I submitted a new demo to the Open Scene Graph project that shows how to set up a floating point depth buffer. The standard way to do this is to create a Frame Buffer Object and attach a depth texture with a floating point format. That won't work if you're doing multisampling antialiasing; it that case, you attach a "render buffer" that has the appropriate number of samples to the FBO. Open Scene Graph takes care of many of the details for you.

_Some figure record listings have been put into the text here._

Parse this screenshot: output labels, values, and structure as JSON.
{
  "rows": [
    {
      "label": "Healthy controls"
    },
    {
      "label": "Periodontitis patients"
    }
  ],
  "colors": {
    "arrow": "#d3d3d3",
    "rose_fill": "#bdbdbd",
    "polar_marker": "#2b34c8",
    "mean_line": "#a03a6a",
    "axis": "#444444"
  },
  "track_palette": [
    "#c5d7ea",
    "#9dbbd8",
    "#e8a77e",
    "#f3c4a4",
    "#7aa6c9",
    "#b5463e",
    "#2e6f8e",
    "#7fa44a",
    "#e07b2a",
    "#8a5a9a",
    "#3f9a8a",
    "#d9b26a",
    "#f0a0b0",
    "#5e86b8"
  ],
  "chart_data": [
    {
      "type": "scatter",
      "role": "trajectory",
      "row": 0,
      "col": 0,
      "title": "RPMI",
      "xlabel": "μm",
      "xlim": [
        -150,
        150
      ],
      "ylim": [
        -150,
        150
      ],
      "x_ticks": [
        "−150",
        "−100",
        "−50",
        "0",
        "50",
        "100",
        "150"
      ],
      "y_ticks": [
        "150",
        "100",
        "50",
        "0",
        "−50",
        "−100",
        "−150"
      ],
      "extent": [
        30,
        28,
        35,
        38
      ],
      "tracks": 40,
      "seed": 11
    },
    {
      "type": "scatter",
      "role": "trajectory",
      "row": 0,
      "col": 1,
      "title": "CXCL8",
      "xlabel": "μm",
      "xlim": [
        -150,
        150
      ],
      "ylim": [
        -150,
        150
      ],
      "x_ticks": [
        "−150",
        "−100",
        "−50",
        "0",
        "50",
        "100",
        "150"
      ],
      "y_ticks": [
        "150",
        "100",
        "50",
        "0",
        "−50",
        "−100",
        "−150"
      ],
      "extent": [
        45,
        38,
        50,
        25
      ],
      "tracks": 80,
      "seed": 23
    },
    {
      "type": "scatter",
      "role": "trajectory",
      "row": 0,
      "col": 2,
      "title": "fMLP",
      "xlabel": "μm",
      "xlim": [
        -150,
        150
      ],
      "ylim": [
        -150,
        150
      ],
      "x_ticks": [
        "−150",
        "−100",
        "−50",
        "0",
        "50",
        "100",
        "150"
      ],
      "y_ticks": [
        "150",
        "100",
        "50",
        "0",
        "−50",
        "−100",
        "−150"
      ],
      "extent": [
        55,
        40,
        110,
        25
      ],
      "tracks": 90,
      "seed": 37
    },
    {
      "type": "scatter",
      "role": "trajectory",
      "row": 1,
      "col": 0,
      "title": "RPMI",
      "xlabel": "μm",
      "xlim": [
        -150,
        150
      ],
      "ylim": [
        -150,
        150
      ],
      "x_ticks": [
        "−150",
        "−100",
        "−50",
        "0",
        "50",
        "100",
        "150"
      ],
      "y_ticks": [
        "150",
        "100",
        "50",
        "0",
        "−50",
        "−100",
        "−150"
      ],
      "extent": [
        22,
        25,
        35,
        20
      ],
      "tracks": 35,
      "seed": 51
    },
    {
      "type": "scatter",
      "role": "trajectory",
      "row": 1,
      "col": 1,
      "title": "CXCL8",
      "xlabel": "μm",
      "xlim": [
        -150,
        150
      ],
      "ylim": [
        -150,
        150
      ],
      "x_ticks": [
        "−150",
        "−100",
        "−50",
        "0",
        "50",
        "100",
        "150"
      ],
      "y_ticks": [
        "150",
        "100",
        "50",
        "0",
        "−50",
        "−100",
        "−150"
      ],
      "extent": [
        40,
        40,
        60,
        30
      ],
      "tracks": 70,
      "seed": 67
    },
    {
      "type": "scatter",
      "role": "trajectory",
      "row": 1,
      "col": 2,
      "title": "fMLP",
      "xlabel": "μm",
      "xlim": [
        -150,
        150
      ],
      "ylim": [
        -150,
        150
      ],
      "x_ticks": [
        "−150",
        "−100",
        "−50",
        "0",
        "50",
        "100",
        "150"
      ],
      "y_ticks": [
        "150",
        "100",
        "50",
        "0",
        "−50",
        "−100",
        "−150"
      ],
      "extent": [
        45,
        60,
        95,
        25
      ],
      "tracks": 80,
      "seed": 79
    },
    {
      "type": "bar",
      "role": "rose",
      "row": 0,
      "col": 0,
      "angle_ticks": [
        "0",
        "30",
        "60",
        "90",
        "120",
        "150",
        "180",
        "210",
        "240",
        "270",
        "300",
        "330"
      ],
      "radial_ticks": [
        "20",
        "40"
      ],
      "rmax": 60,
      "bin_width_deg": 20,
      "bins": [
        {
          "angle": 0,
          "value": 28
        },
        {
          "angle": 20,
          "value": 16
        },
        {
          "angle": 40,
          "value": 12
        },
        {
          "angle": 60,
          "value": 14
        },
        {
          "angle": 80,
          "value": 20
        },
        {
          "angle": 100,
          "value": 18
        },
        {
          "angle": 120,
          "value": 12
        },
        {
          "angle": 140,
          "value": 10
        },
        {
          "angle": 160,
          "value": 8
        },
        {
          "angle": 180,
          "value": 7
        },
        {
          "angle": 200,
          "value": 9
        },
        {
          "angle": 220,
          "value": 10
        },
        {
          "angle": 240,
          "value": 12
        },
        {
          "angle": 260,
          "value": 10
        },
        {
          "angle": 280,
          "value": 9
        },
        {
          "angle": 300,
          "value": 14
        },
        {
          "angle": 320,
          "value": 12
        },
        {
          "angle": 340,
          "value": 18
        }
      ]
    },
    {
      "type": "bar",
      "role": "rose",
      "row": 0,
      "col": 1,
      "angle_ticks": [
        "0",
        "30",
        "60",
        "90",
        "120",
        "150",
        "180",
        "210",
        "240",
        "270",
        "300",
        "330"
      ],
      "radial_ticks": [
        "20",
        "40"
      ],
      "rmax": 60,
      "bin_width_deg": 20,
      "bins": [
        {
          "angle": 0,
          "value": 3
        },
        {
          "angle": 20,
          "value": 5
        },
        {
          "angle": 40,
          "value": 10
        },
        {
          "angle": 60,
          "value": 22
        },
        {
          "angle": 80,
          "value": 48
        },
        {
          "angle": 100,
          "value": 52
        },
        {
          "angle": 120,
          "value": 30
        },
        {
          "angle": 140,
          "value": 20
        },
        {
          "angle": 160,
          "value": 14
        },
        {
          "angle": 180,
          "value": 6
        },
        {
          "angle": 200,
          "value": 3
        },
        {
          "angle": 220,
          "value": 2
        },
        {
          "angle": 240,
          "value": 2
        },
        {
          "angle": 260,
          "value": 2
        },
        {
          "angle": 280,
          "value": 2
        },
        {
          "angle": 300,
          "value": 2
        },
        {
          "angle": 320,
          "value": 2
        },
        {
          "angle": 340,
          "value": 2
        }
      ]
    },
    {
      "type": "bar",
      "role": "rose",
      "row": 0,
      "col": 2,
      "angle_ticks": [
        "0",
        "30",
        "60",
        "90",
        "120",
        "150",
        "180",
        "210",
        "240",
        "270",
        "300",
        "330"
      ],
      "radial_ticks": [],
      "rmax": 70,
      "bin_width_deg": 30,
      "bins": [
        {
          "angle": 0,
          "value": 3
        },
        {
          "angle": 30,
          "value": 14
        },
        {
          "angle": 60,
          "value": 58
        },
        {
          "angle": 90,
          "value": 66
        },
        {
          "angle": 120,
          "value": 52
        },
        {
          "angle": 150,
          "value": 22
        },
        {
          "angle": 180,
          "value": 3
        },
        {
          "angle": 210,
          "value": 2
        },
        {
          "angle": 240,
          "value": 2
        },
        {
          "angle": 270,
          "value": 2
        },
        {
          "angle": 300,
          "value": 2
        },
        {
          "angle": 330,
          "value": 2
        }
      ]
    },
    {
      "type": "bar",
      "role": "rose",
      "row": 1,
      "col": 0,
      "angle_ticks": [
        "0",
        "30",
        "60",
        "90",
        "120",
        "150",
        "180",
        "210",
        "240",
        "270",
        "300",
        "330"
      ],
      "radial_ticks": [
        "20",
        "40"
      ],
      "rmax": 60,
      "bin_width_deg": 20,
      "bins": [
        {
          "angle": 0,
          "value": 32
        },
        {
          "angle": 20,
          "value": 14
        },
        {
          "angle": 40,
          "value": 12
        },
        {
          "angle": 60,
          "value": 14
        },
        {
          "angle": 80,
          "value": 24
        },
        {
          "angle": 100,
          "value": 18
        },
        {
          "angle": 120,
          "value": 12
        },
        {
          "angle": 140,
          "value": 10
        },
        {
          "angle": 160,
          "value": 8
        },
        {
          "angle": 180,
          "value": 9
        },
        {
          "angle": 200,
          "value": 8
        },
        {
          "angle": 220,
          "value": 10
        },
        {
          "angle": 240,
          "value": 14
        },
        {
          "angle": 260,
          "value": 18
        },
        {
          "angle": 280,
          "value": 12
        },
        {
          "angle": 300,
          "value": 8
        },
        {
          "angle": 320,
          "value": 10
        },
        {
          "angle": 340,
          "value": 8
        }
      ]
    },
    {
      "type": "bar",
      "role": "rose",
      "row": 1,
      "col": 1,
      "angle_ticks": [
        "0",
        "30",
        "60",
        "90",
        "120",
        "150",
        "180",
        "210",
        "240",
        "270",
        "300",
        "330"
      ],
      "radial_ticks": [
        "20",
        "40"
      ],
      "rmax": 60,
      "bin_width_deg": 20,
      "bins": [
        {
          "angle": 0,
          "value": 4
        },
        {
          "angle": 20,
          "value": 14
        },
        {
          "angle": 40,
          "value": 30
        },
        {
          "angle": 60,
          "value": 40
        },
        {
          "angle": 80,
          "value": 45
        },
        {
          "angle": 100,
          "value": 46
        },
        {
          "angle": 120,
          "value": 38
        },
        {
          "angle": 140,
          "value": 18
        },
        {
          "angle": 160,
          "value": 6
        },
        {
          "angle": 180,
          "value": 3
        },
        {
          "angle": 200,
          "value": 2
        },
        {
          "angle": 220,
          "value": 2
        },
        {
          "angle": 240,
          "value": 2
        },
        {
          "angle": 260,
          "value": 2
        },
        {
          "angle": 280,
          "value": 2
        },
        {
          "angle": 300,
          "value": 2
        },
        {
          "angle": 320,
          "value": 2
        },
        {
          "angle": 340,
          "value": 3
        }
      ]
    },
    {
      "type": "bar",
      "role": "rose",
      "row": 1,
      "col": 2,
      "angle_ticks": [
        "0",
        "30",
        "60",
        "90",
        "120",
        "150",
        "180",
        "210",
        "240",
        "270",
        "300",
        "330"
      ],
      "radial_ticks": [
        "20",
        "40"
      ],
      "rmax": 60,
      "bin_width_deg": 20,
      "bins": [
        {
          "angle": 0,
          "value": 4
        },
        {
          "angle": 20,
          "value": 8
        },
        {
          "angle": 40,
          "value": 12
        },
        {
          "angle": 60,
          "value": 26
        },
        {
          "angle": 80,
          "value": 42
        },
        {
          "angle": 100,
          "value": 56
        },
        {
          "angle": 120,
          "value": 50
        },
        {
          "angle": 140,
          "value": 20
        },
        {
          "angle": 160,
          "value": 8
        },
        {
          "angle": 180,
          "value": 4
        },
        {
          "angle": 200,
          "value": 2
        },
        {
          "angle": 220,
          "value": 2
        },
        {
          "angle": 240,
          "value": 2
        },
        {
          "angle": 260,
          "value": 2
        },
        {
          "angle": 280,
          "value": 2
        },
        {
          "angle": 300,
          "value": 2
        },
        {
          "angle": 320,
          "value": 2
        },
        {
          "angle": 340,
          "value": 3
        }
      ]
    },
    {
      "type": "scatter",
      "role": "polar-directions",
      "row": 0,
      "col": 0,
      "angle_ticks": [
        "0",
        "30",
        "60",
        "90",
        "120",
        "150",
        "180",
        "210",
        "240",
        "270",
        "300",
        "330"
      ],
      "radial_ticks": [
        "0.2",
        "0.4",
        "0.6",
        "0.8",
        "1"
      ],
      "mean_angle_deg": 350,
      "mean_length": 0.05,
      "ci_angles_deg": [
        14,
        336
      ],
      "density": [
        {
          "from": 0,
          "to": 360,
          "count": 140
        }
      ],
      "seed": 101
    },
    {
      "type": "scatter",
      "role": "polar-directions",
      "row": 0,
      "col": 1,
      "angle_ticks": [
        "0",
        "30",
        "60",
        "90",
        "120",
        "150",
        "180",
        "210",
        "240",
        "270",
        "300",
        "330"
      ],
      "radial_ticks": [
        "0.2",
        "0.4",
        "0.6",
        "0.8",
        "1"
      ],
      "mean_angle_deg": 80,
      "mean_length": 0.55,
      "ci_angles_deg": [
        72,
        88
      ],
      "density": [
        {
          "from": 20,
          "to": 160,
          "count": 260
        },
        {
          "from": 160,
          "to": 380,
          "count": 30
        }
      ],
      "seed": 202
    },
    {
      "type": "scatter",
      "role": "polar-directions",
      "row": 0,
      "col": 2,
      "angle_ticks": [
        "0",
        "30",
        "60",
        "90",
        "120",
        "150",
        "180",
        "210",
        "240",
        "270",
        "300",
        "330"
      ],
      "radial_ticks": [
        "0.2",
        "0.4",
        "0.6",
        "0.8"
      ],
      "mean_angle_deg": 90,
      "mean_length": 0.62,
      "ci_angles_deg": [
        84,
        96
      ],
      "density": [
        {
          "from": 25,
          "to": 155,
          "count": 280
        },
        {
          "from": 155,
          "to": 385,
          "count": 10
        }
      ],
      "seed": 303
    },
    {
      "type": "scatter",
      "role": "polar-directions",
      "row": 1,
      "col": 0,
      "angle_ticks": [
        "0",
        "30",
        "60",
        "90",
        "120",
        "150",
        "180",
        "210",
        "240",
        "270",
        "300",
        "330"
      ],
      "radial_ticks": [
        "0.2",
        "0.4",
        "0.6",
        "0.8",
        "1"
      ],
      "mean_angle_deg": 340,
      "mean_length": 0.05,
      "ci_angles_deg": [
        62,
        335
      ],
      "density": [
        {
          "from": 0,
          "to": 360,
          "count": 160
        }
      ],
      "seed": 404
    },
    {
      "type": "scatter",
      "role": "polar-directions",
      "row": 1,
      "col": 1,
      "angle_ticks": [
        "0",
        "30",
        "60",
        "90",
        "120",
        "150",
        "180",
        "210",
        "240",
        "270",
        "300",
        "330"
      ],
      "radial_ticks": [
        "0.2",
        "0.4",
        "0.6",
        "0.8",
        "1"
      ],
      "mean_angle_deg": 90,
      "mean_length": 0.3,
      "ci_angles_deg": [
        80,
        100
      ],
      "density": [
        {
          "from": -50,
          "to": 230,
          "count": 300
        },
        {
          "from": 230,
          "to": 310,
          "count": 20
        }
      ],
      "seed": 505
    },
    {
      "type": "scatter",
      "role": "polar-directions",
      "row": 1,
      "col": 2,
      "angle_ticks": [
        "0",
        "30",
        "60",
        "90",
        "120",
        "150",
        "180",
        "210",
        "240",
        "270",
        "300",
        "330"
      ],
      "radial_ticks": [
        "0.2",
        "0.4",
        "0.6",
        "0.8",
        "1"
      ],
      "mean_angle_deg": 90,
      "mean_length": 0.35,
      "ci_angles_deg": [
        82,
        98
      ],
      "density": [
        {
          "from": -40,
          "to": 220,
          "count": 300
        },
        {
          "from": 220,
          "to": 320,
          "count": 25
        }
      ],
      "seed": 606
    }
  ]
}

The demo shows how to set up an FBO with a floating point depth buffer, as well as the effects of "inverting" the depth test. Setting 1.0 to correspond to the near plane and 0.0 to the far plane turns out to have better behavior than the more usual way. Also, the demo allows the user to cycle between all the available multisampling modes, as well as between floating point and integer depth buffers, of course. If you can't wait for this to show up in the OSG source tree, get the patch yourself.

Monday, March 01, 2010

Vertex Cache Optimization for OSG

I implemented Tom Forsyth's Vertex Cache Optimization algorithm in Open Scene Graph (OSG). The quick summary is that indexed lists of triangles in a mesh are more efficient than traditional representations like triangle strips. GPUs keep a cache of the post-transform values for the most recently used vertices in a mesh. This can avoid a whole lot of work, such as rerunning vertex shaders. Tristrips don't make good use of this cache because they introduce a new vertex for every triangle and only reuse the last two vertices. On the other hand, a random mesh order isn't good either; the triangles in a mesh need to be in a good order to take proper advantage of the cache. Tom describes an efficient algorithm for optimizing a mesh for the vertex cache. It produces an order that is "oblivious" to the actual cache size i.e., it will work well on a range of hardware.


The algorithm does work as advertised. I tried it on the Happy Buddha model, which is a monster-size mesh with over a million triangles. On my machine the optimization reduces the draw time for this mesh by 38 percent, which is enormous. This is a special case because the mesh is so large and regular, and Your Milage May Vary, but it does seem like a worthwhile optimization for large meshes. I've submitted my code to the OSG project.